Virginia Fabella adalah seorang tokoh yang memiliki pemikiran tentang Kristilogi dari sudut pandang perempuan Asia.[1] Virginia Fabella memandang bahwa sudah terlalu lama apa yang perempuan Asia percayai tentang Yesus Kristus dan apa artinya Dia bagi perempuan Asia telah dipaksakan oleh para penjajah, oleh dunia Barat, oleh suatu gereja partiakhal, dan oleh para pakar dan penasihat-penasihat rohani pria. [1] Dalam mengembangkan teologinya, Fabella berangkat dari pertanyaan yang Yesus ucapkan”kata orang, siapakah Aku ini?”.[1] Dia berusaha menjawab pertanyaan tersebut dari sudut pandang dan pengalaman perempuan Asia yang selama ini dikuasai, kemanusiaan dan keperempuanan mereka ditiadakan, dipandang sebagai insan-insan yang berkedudukan rendah yang senantiasa harus menempatkan diri mereka sendiri di bawah apa yang disebut keunggulan laki-laki.[1] Fabella berpendapat bahwa melalui hidup, kata-kata dan kiprah Yesus dari Nazaret telah memperlihatkan kepada kita makna kemanusiaan dan keilahian.[1]

Dalam merumuskan Kristologi perempuan Asia, Fabella memusatkan perhatiannya pada Yesus sejarah.[1] Dia juga melihat bahwa inti amanah Yesus terpusat pada Kerajaan Allah dan agar dapat memasuki Kerajaan Allah berarti mengubah cara-cara orang bertingkah laku dan bergaul.[1] Hal ini tampak sikap Yesus terhadap peremuan-perempuan dan bagaimana Dia memperlakukan mereka secara tidak lazim menurut pemahaman orang Yahudi pada saat itu.[1] Yesus memandang mereka dengan penghormatan yang dalam: Ia tidak pernah mengabaikan mereka ketika mereka mendekati-Nya meminta kesembuhan: Ia melihat bahwa mereka adalah manusia-manusia yang berkeutuhannya patut dipulihkan kemebali.[1]

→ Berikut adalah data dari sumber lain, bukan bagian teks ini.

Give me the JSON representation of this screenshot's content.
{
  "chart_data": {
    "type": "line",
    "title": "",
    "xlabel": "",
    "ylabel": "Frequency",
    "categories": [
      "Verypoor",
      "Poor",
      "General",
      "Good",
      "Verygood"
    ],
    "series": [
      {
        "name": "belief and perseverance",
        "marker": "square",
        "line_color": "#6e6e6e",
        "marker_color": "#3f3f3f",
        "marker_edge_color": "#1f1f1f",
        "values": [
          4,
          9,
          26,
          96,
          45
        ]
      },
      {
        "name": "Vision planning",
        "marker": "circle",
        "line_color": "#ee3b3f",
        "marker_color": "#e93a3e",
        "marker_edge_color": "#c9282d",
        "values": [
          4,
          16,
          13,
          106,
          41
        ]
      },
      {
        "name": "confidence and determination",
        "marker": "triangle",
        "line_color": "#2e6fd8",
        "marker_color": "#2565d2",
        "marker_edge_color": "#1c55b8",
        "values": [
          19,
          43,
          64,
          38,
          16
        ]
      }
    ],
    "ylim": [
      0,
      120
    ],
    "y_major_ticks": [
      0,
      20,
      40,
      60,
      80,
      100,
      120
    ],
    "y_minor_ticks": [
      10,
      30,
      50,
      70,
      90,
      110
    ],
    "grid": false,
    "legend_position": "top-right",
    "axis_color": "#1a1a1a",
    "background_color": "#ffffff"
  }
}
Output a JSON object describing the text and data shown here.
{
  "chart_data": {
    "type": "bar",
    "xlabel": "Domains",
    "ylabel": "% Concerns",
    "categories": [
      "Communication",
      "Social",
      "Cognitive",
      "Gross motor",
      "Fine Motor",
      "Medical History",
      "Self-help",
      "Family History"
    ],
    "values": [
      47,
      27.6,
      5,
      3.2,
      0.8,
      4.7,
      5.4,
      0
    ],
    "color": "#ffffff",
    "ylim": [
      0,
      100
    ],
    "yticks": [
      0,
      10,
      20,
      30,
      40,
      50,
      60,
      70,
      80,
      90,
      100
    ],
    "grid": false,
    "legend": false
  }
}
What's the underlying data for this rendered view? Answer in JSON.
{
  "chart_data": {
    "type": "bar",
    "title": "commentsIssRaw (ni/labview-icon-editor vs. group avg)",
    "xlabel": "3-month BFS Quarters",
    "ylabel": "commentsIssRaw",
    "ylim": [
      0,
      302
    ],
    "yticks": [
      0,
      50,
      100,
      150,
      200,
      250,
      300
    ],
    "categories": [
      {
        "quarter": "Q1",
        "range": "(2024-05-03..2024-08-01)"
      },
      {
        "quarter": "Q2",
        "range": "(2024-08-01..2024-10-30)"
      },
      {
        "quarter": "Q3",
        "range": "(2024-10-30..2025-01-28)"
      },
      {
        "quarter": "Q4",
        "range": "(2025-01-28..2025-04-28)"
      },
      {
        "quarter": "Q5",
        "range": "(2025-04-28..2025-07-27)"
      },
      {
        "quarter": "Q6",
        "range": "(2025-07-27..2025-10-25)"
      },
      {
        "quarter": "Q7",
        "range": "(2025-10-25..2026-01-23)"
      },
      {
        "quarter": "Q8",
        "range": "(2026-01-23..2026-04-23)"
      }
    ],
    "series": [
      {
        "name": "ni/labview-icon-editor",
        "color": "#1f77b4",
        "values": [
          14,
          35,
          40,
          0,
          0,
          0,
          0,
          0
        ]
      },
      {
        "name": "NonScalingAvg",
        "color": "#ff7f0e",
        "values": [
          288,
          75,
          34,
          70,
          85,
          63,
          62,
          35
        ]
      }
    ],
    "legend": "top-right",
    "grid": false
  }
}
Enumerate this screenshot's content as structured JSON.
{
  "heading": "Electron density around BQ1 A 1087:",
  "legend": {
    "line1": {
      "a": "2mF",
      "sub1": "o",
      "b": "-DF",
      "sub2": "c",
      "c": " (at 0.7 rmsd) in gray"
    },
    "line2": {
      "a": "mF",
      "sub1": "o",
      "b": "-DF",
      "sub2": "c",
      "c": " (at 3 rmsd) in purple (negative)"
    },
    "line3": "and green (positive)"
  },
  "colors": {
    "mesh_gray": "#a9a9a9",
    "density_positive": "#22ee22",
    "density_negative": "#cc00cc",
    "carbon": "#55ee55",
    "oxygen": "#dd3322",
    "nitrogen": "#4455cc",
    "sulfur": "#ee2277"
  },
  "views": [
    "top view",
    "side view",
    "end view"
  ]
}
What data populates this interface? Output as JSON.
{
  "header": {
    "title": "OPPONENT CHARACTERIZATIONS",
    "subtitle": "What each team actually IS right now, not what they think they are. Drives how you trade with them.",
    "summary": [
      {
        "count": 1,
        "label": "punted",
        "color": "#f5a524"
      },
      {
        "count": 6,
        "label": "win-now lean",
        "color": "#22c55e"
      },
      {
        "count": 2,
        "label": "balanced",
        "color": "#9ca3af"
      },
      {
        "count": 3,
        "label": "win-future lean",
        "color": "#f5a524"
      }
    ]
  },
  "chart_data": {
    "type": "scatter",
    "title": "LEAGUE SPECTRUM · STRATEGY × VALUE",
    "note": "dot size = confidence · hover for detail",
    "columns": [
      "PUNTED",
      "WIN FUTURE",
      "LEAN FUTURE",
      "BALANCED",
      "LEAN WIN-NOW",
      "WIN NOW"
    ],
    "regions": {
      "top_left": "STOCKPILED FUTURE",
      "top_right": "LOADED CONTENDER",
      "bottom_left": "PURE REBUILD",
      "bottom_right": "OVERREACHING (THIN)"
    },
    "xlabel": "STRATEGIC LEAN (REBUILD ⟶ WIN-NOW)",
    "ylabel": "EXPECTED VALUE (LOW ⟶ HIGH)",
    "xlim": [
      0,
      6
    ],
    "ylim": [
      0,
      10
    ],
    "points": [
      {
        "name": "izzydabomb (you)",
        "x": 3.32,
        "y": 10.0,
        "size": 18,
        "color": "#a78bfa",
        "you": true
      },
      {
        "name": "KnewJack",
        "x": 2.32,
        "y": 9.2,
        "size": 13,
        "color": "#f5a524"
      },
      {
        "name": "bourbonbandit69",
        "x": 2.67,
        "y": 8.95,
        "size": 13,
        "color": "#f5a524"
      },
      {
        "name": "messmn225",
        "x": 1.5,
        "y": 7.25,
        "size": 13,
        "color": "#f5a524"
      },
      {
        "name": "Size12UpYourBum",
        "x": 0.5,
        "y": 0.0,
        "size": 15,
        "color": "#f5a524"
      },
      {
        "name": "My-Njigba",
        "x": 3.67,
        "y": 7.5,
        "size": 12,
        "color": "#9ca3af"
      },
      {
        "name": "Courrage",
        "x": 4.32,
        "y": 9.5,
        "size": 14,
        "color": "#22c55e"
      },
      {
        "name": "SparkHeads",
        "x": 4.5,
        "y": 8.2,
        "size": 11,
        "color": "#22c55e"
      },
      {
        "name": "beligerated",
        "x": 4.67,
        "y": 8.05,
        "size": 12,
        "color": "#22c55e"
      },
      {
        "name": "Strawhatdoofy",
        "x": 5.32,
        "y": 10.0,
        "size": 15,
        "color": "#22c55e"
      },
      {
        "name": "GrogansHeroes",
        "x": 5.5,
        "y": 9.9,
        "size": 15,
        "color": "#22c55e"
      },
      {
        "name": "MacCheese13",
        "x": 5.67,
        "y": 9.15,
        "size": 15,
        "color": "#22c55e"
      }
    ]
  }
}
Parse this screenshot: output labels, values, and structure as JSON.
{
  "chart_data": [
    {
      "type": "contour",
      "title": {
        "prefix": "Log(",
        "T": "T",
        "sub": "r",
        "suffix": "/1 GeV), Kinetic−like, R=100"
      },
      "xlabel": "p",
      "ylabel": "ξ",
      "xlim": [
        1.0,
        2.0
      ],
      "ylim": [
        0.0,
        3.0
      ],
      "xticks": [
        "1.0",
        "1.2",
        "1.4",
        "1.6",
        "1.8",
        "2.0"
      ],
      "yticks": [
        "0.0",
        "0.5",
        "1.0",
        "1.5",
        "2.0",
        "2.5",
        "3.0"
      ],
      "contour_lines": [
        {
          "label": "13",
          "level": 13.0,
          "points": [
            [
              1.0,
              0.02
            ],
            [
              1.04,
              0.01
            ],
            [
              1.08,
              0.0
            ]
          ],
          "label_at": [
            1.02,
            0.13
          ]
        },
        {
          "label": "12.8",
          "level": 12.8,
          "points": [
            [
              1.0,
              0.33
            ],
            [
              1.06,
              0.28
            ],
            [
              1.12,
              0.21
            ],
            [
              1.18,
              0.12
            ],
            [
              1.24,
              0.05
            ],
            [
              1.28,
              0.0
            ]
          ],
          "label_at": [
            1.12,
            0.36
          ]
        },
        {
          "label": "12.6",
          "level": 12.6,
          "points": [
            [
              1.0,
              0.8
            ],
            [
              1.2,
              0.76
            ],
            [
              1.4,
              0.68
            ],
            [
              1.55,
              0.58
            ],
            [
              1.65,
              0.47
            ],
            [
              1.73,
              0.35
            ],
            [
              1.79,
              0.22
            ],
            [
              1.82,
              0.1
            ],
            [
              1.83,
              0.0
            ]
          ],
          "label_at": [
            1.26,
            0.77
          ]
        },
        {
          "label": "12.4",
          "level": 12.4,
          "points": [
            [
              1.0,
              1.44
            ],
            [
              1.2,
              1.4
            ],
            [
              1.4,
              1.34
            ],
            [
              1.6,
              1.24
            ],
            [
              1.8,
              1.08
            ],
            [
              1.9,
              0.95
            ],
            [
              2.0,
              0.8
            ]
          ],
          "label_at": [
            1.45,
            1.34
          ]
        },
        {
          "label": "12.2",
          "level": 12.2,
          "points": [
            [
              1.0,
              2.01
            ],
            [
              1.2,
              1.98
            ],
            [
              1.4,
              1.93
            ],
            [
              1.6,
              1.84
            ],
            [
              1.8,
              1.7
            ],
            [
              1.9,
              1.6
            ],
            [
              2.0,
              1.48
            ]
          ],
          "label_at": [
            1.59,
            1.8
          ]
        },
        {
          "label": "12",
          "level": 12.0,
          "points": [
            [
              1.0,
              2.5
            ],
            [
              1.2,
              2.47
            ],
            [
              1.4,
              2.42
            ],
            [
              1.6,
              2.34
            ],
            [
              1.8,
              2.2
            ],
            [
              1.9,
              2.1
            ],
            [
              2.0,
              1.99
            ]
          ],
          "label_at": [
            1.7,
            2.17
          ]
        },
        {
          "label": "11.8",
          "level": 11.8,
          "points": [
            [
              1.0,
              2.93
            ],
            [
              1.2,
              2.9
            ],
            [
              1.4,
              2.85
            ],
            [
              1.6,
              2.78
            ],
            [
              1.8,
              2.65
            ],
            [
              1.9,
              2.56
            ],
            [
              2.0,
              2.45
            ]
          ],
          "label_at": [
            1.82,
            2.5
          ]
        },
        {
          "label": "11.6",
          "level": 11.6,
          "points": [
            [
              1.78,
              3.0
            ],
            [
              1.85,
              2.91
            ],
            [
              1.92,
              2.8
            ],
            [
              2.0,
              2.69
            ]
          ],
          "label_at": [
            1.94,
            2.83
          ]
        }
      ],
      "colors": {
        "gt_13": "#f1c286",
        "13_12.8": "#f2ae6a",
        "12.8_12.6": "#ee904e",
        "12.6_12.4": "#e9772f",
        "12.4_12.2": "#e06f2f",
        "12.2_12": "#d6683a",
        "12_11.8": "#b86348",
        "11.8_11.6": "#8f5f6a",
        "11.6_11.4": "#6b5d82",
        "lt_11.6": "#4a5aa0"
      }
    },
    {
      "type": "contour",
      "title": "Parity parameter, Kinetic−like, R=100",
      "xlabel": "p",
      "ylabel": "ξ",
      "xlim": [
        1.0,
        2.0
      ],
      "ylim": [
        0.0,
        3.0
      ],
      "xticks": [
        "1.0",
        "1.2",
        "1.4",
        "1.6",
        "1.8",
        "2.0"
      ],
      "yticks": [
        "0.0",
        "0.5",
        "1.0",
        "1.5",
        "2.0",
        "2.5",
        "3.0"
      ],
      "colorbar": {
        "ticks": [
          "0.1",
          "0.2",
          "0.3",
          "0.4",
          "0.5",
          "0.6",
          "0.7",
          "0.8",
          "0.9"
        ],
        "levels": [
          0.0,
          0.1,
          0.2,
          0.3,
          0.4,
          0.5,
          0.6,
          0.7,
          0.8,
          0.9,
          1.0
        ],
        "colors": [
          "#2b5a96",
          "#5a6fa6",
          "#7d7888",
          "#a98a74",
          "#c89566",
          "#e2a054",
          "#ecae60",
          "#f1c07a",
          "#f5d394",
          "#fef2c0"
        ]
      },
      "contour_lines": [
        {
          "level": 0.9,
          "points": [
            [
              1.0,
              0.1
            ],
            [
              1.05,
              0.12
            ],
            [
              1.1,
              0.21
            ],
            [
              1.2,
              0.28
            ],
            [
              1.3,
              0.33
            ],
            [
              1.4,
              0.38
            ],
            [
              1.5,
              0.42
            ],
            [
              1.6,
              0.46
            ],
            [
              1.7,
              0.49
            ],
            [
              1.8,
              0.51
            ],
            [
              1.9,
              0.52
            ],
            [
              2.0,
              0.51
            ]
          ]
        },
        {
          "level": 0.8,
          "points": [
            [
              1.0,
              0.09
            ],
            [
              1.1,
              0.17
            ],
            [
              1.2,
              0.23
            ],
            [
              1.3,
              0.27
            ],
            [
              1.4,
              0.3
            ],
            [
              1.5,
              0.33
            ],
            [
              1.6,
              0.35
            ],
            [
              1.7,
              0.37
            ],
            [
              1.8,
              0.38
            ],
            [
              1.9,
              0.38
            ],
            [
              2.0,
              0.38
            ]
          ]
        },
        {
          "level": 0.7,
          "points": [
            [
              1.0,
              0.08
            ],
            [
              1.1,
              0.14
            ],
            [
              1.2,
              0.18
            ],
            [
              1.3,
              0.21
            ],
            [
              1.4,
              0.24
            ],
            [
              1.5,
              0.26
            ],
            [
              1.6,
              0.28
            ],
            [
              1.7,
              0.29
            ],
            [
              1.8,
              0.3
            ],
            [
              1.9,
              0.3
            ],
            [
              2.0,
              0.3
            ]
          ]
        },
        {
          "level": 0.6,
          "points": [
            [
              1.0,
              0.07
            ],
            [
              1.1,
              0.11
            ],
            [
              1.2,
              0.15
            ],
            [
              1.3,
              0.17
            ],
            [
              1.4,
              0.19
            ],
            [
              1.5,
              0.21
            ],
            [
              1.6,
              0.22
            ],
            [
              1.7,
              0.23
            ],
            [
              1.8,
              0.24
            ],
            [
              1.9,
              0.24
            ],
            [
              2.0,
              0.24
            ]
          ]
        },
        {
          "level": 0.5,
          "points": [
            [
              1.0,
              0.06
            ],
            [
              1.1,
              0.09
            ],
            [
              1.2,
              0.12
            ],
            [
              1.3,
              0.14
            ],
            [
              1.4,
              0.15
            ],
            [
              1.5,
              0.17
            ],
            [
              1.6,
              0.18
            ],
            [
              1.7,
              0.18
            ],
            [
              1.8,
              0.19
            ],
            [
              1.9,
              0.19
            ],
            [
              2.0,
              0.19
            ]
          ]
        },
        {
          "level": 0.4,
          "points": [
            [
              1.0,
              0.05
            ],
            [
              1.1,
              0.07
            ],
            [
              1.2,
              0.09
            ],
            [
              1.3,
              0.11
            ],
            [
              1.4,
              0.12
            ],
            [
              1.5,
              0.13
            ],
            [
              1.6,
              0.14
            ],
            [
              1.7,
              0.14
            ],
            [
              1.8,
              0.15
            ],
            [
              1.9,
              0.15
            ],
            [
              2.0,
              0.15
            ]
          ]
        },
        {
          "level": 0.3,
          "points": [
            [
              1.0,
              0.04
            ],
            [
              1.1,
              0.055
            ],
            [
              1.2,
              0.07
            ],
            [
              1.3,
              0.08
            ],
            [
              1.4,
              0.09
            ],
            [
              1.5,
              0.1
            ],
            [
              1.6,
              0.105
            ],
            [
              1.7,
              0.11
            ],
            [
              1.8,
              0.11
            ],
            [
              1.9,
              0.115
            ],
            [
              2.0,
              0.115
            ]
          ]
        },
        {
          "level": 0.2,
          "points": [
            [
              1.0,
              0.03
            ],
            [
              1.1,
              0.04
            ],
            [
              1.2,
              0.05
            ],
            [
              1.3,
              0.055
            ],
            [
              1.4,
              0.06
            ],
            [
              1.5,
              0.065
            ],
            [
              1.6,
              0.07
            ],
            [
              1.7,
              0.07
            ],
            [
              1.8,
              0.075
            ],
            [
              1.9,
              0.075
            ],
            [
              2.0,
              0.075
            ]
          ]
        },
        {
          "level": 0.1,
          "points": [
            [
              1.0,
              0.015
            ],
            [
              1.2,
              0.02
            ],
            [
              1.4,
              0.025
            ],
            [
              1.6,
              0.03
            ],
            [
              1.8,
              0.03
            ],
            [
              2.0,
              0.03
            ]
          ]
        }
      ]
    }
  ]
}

Dengan mengingatkan kenyataan hidup yang dialami perempuan-perempuan Asia, maka Kristologi yang dibuat Fabella adalah suatu Kristologi yang mendatangkan pembebasan, berisi pengharapan, diilhami oleh cinta kasih, dan yang diarahkan pada praksis.[1] Oleh karena itu, ia menambahkan, dialog antar umat beragama yang tidak membicarakan penindasan kaum perempuan dan karena hanya melanggengkan kedudukan mereka yang lebih rendah itu di dalam agama dan masyarakat bertentangan dengan Firman Yesus yang mendatangkan keselamatan.[1]

Fabella juga memberikan saran bahwa gereja perlu meninjau ulang dogma yang telah diwarisi dari konsili Nicea (tahun 325) bahwa Yesus Kristus sepenuhnya Allah, sehakikat dengan Allah, Sang Bapa dan Konsili Chalsedon (tahun 425) mengenai rumusan dengan keilahian dan kemanusiaan yang sama-sama sempurna, sang Kristus yang satu dan sama, Tuhan, Anak Allah yang tunggal, di dalam dua tabiat.[2] Kedua rumusan konsili ini dibuat pada zamannya dan tentu tidak melihat konteks masa yang akan datang ketika umat Kristen (khususnya di Asia) berjumpa dengan agama lain dan dibutuhkan rumusan yang dapat menjembatani perbedaan yang ada.[2]


referensi

  1. ^ a b c d e f g h i j k Fabella,Virginia. 1996. Kristilogi dari sudut pandang seorang perempuan Asia. Jakarta: BPK Gunung Mulia. 333-350.
  2. ^ a b Sugirtharajah, R.S. 2007. Wajah Yesus Di ASia . Jakarta: BPK Gunung Mulia. 343.